Membrane-induced structure of the mammalian tachykinin Neuropeptide gamma

Abstract

Neuropeptide gamma (NPγ) is a neurokinin-2 (NK-2) receptor selective agonist, which plays an important role in mediation of asthma and elicits a wide range of biological responses like bronchoconstriction, vasodepression and regulation of endocrine functions. The structure determination of this peptide agonist is important in understanding the molecular basis of peptide ligand recognition by the receptor and for rational drug design. In the present study we report the solution structure of NPγ characterized by circular dichroism (CD) spectropolarimetry and 2D 1H NMR spectroscopy in both aqueous and membrane mimetic solvents. Effect of calcium ions on the conformation of NPγ was also studied using CD spectropolarimetry. Sequence-specific resonance assignments of protons have been made with the aid of correlation spectroscopy experiments and nuclear Overhauser effect spectroscopy experiments.

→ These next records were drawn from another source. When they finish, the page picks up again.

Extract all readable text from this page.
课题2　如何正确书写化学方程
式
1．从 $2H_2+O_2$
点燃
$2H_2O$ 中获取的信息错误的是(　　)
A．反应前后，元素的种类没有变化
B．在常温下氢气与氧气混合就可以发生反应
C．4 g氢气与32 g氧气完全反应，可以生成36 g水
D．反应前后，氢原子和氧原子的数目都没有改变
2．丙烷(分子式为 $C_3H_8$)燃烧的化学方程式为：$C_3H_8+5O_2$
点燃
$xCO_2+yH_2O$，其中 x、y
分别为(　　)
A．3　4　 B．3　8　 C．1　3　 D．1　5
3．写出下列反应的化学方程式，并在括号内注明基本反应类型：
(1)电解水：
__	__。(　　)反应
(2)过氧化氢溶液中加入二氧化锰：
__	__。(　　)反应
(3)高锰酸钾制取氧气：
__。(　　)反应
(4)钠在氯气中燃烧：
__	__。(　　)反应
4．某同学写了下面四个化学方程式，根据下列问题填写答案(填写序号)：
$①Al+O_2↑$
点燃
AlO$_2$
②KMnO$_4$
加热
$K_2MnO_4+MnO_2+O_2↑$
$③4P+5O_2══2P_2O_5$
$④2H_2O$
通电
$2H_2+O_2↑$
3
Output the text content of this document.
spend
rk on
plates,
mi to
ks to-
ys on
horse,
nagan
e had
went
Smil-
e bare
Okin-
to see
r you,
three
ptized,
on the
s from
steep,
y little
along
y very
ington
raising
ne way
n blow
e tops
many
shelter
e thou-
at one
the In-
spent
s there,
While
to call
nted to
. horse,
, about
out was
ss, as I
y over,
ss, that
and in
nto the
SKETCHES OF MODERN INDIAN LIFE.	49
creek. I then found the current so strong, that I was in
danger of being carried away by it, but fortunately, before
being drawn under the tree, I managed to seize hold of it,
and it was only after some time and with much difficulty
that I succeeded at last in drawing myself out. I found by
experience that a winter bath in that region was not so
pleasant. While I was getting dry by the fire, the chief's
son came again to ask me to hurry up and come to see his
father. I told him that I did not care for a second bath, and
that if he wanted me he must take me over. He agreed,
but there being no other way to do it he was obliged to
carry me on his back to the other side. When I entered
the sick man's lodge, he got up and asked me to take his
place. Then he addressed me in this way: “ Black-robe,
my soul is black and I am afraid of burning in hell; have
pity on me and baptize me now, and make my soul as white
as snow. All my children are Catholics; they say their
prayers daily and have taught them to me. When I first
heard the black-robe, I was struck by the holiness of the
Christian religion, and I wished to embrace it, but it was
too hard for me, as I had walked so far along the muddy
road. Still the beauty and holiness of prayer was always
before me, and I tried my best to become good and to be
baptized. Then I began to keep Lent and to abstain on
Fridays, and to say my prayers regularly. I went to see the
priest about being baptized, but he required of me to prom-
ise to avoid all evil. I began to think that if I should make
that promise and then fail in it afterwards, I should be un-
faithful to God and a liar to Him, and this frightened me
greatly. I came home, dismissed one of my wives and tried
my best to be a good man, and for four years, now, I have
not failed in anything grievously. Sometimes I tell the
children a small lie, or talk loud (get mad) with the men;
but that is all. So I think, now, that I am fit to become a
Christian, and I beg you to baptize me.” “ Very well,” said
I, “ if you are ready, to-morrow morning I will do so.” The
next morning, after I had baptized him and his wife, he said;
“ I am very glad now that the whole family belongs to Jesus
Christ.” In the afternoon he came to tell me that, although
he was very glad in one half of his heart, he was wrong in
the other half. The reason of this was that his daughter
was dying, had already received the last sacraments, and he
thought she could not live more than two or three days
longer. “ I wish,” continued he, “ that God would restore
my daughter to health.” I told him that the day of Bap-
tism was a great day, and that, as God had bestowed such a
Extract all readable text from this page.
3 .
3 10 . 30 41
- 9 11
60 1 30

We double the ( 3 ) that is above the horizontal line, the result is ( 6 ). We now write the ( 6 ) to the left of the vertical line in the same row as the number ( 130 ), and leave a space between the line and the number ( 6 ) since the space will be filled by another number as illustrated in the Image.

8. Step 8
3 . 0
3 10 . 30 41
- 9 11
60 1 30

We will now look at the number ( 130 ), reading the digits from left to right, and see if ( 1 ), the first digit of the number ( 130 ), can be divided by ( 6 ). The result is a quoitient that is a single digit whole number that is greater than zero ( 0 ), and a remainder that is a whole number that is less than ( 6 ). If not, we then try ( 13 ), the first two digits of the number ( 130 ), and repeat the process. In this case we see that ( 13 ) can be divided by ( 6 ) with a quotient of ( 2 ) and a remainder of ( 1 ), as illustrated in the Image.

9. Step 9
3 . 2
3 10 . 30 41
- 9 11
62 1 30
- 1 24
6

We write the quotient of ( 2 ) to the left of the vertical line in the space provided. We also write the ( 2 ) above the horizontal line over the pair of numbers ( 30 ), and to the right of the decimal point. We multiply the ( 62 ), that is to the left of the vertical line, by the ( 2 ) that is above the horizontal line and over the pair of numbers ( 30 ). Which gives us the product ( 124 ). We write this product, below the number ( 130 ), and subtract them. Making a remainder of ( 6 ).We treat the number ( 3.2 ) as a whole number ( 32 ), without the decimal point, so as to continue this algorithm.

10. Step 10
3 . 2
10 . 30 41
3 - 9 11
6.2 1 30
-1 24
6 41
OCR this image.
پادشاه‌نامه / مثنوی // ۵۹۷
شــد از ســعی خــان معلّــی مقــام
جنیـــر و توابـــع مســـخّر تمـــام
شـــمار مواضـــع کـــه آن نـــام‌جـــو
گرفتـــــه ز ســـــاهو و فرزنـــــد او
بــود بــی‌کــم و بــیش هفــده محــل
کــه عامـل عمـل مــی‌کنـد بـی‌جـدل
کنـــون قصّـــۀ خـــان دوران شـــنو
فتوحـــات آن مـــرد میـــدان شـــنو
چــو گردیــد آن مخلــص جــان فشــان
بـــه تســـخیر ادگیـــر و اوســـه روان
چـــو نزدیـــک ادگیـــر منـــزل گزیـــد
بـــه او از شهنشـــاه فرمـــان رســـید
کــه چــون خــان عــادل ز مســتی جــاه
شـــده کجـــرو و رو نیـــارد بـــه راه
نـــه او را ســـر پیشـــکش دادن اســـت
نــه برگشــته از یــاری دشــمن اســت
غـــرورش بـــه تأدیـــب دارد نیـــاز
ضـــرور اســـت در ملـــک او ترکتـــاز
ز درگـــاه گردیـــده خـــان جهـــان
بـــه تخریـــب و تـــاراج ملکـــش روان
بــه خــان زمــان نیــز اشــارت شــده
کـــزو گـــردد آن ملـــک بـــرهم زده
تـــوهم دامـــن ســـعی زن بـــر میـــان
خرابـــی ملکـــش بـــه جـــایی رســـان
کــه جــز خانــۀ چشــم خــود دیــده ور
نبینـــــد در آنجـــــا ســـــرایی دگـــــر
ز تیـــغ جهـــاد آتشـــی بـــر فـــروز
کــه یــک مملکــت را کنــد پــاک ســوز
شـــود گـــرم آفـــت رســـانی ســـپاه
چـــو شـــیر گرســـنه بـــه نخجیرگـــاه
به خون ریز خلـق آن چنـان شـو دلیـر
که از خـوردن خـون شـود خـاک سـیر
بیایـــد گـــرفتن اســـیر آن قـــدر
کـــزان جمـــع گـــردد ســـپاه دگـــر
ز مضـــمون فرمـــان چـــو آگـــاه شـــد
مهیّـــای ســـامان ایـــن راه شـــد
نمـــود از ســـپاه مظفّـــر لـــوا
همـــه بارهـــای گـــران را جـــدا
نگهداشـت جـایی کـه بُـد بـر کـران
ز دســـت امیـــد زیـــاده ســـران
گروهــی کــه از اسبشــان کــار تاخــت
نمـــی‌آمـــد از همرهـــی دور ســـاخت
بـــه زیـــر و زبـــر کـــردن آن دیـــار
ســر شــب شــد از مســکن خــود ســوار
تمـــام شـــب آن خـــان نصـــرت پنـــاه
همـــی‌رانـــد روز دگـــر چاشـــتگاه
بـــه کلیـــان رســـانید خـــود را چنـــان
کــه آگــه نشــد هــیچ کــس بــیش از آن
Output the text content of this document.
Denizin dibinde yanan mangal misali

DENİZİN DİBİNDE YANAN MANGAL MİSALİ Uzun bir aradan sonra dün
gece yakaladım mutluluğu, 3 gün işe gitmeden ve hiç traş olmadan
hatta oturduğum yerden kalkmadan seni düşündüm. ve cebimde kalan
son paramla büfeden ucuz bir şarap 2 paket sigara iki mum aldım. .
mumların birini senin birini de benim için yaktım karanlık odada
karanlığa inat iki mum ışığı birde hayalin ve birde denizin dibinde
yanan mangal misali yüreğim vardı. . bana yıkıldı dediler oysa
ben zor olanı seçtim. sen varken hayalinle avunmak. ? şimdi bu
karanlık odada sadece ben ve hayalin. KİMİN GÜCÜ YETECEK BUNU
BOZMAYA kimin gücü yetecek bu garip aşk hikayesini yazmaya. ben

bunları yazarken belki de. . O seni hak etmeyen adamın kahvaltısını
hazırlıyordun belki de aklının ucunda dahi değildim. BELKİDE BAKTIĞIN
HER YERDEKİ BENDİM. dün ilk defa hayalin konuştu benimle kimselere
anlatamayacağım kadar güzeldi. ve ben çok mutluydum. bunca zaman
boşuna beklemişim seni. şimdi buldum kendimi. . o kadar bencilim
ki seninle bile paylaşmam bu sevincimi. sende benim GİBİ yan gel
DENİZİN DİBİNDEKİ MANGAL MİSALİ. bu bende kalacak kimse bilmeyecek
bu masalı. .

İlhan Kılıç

The distance constraints obtained from the NMR data have been utilized to generate a family of structures, which have been refined using restrained energy minimization and dynamics. These data show that in water NPγ prefers to be in an extended chain conformation whereas a helical conformation is induced in the central core and the C-terminal region of the peptide (K13–M21) in the presence of perdeuterated dodecylphosphocholine micelles, a membrane model system. A type II′ β turn from H9 to R11 precedes the helical core in the C-terminus of NPγ. N-terminus of NPγ also displays some degree of order and a possible turn structure. Conformation adopted by NPγ in presence of lipid micelles represents a structural motif typical of NK-2 selective agonists and is similar to that observed for Neurokinin A in hydrophobic environment. The observed conformational features have been correlated to the binding ability and biological activity of NPγ.